Unless otherwise stated, all statistical analyses were conducted in R (v4.0.0) (R Core Team, 2018; Wickham et al., 2019). Both environmental and community data were loaded into R using Phyloseq (v1.32.0) (McMurdie et al., 2013), and reads classified as mitochondrial or chloroplast were removed. The final dataset after all post-processing contained 2,181,132 reads assigned to 53,854 taxa across 40 samples (two sediment depths per lake).
Alpha diversity
All singletons (OTUs observed only once across all 40 samples) were removed prior to calculating alpha diversity statistics. Given the observed correlation between richness and sample read depth across sequencing batches (Fig. S1 in Sauer et al., 2022), the data were rarefied to 90% of the read depth of the lowest-depth samples (15,771 reads; Fig. S2 and Table S3 in Sauer et al., 2022). The final dataset used for alpha diversity analyses included 630,840 read counts representing 25,563 taxa across 40 samples.

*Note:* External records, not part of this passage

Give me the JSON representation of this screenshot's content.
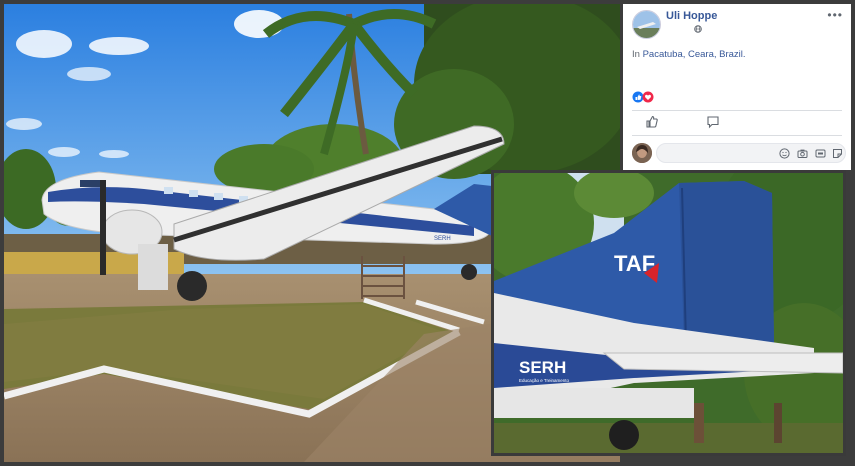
{
  "post": {
    "author": "Uli Hoppe",
    "more_label": "•••",
    "location_prefix": "In",
    "location": "Pacatuba, Ceara, Brazil."
  },
  "photo_main": {
    "fuselage_logo": "SERH"
  },
  "photo_inset": {
    "tail_logo": "TAF",
    "fuselage_logo": "SERH",
    "fuselage_subtext": "Educação e Treinamento"
  },
  "icons": {
    "globe": "globe-icon",
    "like": "like-icon",
    "love": "love-icon",
    "thumb": "thumbs-up-icon",
    "comment": "comment-icon",
    "emoji": "emoji-icon",
    "camera": "camera-icon",
    "gif": "gif-icon",
    "sticker": "sticker-icon"
  },
  "colors": {
    "link": "#385898",
    "sky": "#2f86e0",
    "tail_blue": "#2e5aa8",
    "fuselage_white": "#eeeeee",
    "fb_like_blue": "#1877f2",
    "fb_love_red": "#f0284a"
  }
}
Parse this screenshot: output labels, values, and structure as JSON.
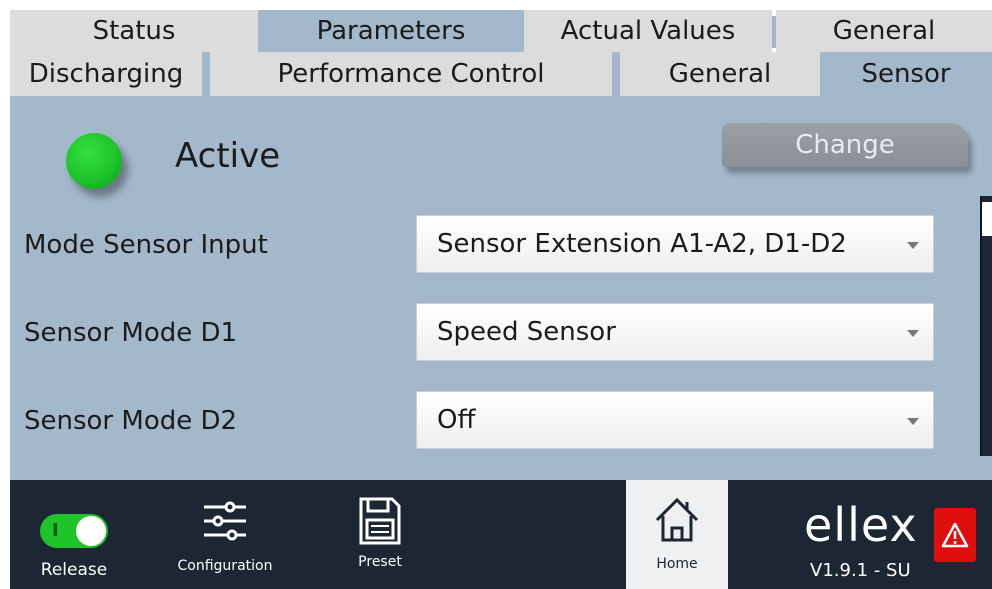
{
  "tabs_top": [
    {
      "label": "Status",
      "active": false
    },
    {
      "label": "Parameters",
      "active": true
    },
    {
      "label": "Actual Values",
      "active": false
    },
    {
      "label": "General",
      "active": false
    }
  ],
  "tabs_sub": [
    {
      "label": "Discharging",
      "active": false
    },
    {
      "label": "Performance Control",
      "active": false
    },
    {
      "label": "General",
      "active": false
    },
    {
      "label": "Sensor",
      "active": true
    }
  ],
  "status": {
    "label": "Active",
    "led_color": "#1ec42a"
  },
  "change_button": "Change",
  "fields": [
    {
      "label": "Mode Sensor Input",
      "value": "Sensor Extension A1-A2, D1-D2"
    },
    {
      "label": "Sensor Mode D1",
      "value": "Speed Sensor"
    },
    {
      "label": "Sensor Mode D2",
      "value": "Off"
    }
  ],
  "bottom_nav": {
    "release": {
      "label": "Release",
      "toggle_state": "on",
      "toggle_mark": "I"
    },
    "configuration": {
      "label": "Configuration",
      "icon": "sliders-icon"
    },
    "preset": {
      "label": "Preset",
      "icon": "save-icon"
    },
    "home": {
      "label": "Home",
      "icon": "home-icon"
    }
  },
  "brand": {
    "logo": "ellex",
    "version": "V1.9.1 - SU"
  },
  "alarm": {
    "icon": "warning-icon",
    "color": "#e10e0e"
  },
  "colors": {
    "panel": "#a4b8cc",
    "tab_inactive": "#dcdcdc",
    "bottom_bar": "#1c2733"
  }
}
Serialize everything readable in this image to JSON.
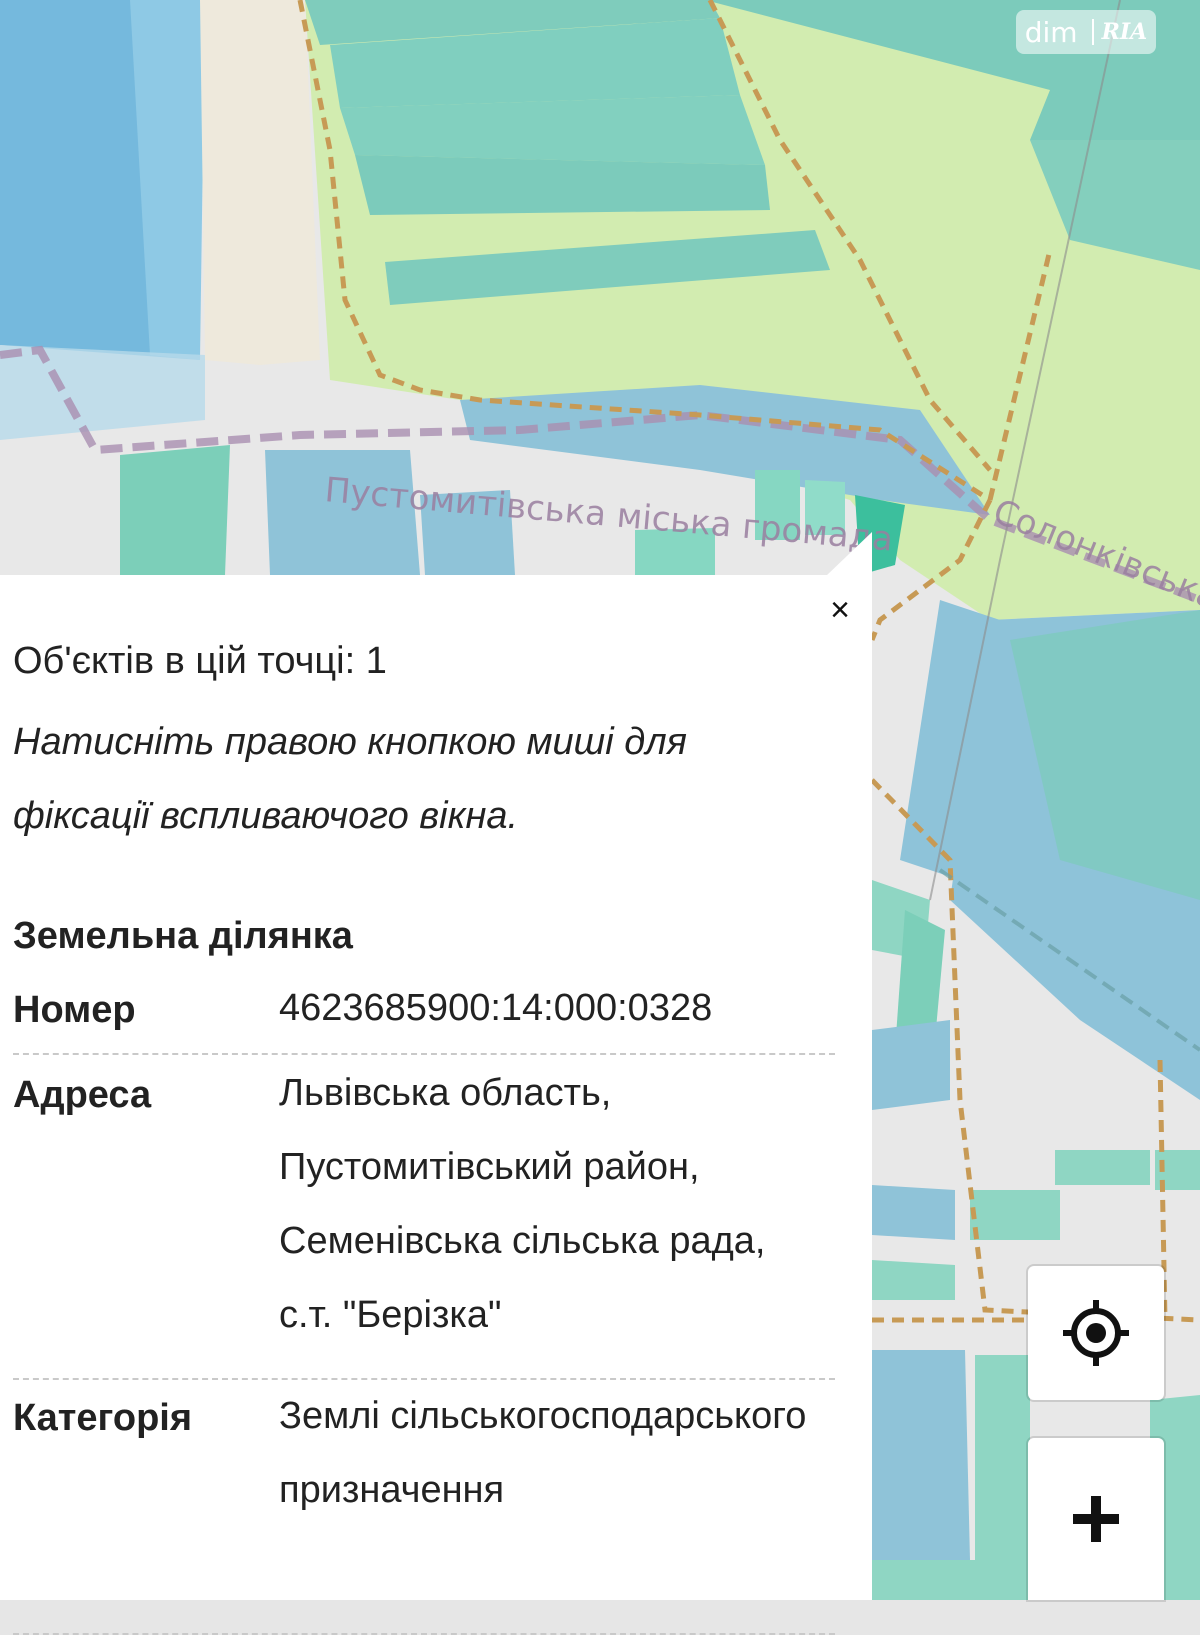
{
  "map": {
    "labels": {
      "community": "Пустомитівська міська громада",
      "community2": "Солонківська"
    }
  },
  "watermark": {
    "left": "dim",
    "right": "RIA"
  },
  "popup": {
    "close_symbol": "×",
    "objects_count": "Об'єктів в цій точці: 1",
    "hint": "Натисніть правою кнопкою миші для фіксації вспливаючого вікна.",
    "section_title": "Земельна ділянка",
    "rows": [
      {
        "label": "Номер",
        "value": "4623685900:14:000:0328"
      },
      {
        "label": "Адреса",
        "value": "Львівська область, Пустомитівський район, Семенівська сільська рада, с.т. \"Берізка\""
      },
      {
        "label": "Категорія",
        "value": "Землі сільськогосподарського призначення"
      }
    ]
  },
  "controls": {
    "locate_icon": "locate-target-icon",
    "zoom_in_icon": "plus-icon"
  },
  "colors": {
    "teal": "#7fcfbf",
    "blue": "#8ec3d9",
    "light_green": "#d3ecb0",
    "boundary": "#c79a55",
    "admin_line": "#a98fb0"
  }
}
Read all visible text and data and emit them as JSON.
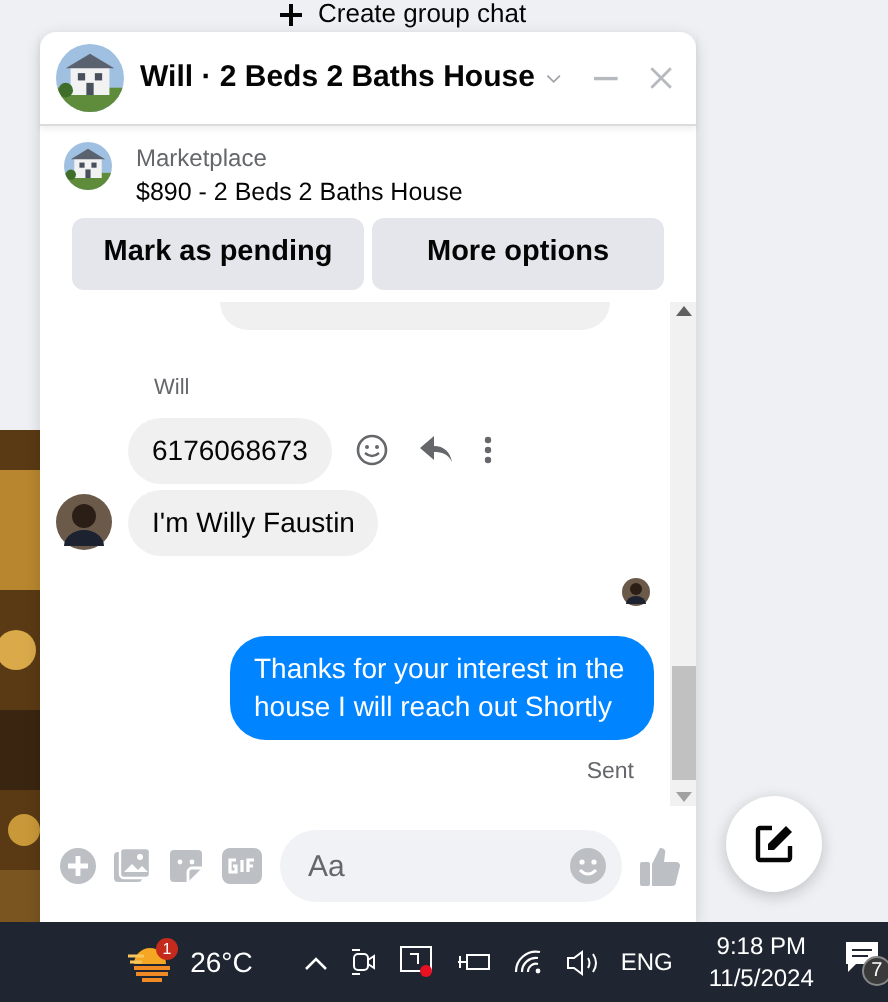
{
  "background": {
    "create_group_chat": "Create group chat"
  },
  "chat": {
    "title": "Will · 2 Beds 2 Baths House",
    "listing": {
      "source": "Marketplace",
      "title": "$890 - 2 Beds 2 Baths House"
    },
    "actions": [
      "Mark as pending",
      "More options"
    ],
    "messages": [
      {
        "kind": "partial"
      },
      {
        "kind": "sender",
        "text": "Will"
      },
      {
        "kind": "incoming",
        "text": "6176068673",
        "hovered": true,
        "avatar": false
      },
      {
        "kind": "incoming",
        "text": "I'm Willy Faustin",
        "hovered": false,
        "avatar": true
      },
      {
        "kind": "seen"
      },
      {
        "kind": "outgoing",
        "text": "Thanks for your interest in the house I will reach out Shortly"
      },
      {
        "kind": "status",
        "text": "Sent"
      }
    ],
    "composer": {
      "placeholder": "Aa"
    }
  },
  "taskbar": {
    "weather_badge": "1",
    "temperature": "26°C",
    "language": "ENG",
    "time": "9:18 PM",
    "date": "11/5/2024",
    "notifications": "7"
  }
}
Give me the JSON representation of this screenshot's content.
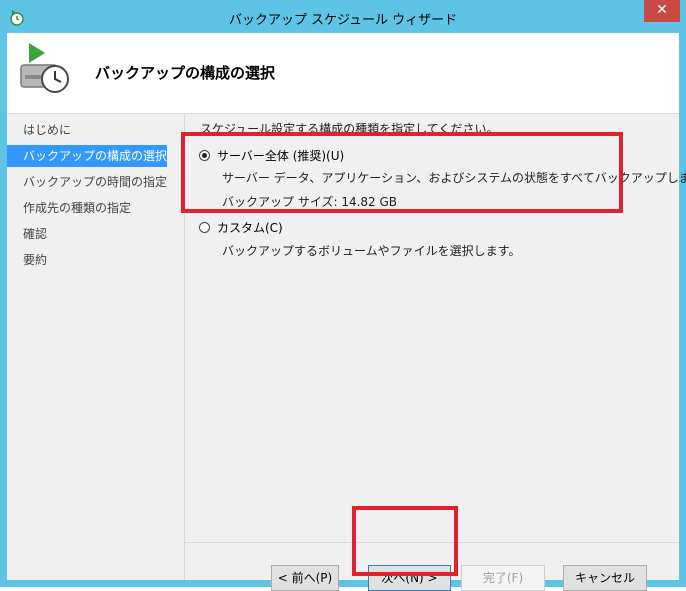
{
  "window": {
    "title": "バックアップ スケジュール ウィザード",
    "close_label": "✕"
  },
  "header": {
    "title": "バックアップの構成の選択"
  },
  "sidebar": {
    "steps": [
      {
        "label": "はじめに",
        "active": false
      },
      {
        "label": "バックアップの構成の選択",
        "active": true
      },
      {
        "label": "バックアップの時間の指定",
        "active": false
      },
      {
        "label": "作成先の種類の指定",
        "active": false
      },
      {
        "label": "確認",
        "active": false
      },
      {
        "label": "要約",
        "active": false
      }
    ]
  },
  "main": {
    "instruction": "スケジュール設定する構成の種類を指定してください。",
    "options": [
      {
        "label": "サーバー全体 (推奨)(U)",
        "checked": true,
        "description": "サーバー データ、アプリケーション、およびシステムの状態をすべてバックアップします。",
        "size_text": "バックアップ サイズ: 14.82 GB"
      },
      {
        "label": "カスタム(C)",
        "checked": false,
        "description": "バックアップするボリュームやファイルを選択します。"
      }
    ]
  },
  "buttons": {
    "back": "< 前へ(P)",
    "next": "次へ(N) >",
    "finish": "完了(F)",
    "cancel": "キャンセル"
  },
  "colors": {
    "titlebar": "#5ec4e6",
    "selection": "#3399ff",
    "highlight": "#e3202e",
    "close": "#c74b43"
  }
}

Alpha diversity metrics were calculated using the Phyloseq package in R (Fig. S3 and Table S4 in Sauer et al., 2022) (McMurdie et al., 2013). Richness (observed number of OTUs) and evenness (Shannon index) were compared between sediment depths (shallow n = 20, deep n = 19) using a Wilcoxon test, and among trophic status categories (hypereutrophic n = 4, eutrophic n = 16, mesotrophic n = 16, oligotrophic n = 3) and ecological regions (Western Cornbelt Plains n = 12, North Central Hardwood Forests n = 14, Northern Lakes & Forests n = 8, Canadian Shield n = 5) using Kruskal–Wallis tests with Dunn post hoc tests and Bonferroni correction. In all analyses, one outlying sample (Trout, Deep) was excluded due to uncharacteristically low diversity.
The predictive relationships between environmental parameters measured at the time of sampling (Table S2 in Sauer et al., 2022) and alpha diversity metrics were evaluated using multiple regression. The significance and variance explained by each predictor were assessed using the relimpo (v.2.2.3) and vegan (v.2.5–6) packages in R (Groemping et al., 2006; Oksanen et al., 2009). Final models for richness (observed) and evenness (Shannon) were selected based on AIC scores.
Beta diversity
Prior to beta diversity analyses, OTUs were filtered by removing those with fewer than two total counts and occurring in fewer than 10% of samples. Following filtering, the average number of reads per sample was 47,605, with a minimum read depth of 15,150 and a maximum read depth of 99,561. Because OTU count data exhibit strong positive skew, a variance-stabilizing transformation (VST) was applied to reduce heteroscedasticity (Love et al., 2020). Log-like transformations such as VST have been shown to transform count data toward near-normal distributions and produce larger eigengap values, resulting in more consistent correlation estimates that influence downstream analyses (Badri et al., 2020). After filtering and transformation, the final dataset for beta diversity analyses included 5,512 taxa across 40 samples.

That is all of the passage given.